Estaban en el siglo XXI, y las mujeres se acostaban con hombres a los que acababan de conocer. Pero ella no. Jamás lo había hecho. Atendiendo a su madre enferma, trabajando cuando salía del colegio desde los catorce años, y después trabajando también durante sus años de facultad no había tenido mucho tiempo para salir con chicos.
Había hecho el amor dos veces en toda su vida, y siempre con el mismo hombre.
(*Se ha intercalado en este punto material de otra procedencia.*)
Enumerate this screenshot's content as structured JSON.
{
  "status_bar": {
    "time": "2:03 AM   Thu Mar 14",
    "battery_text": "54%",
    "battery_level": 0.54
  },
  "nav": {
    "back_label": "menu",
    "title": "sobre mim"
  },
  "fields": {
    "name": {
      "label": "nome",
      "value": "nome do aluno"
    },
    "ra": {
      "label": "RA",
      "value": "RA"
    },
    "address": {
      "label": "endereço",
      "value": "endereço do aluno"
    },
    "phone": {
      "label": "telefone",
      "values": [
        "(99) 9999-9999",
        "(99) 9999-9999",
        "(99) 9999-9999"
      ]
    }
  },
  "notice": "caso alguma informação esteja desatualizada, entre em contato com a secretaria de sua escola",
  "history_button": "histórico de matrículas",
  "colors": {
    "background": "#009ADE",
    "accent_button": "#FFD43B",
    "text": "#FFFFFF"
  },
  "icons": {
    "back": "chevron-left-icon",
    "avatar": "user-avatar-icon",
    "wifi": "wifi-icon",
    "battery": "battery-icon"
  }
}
Él era el director de la biblioteca de la universidad donde había trabajado después de licenciarse. Era un tipo agradable, bueno y de modales suaves.
La primera vez había sido extraño. Se había desvestido a un lado de la cama y él al otro, y se habían metido bajo la colcha con las luces apagadas. Tras un par de besos y un par de caricias, había ocurrido el acontecimiento principal.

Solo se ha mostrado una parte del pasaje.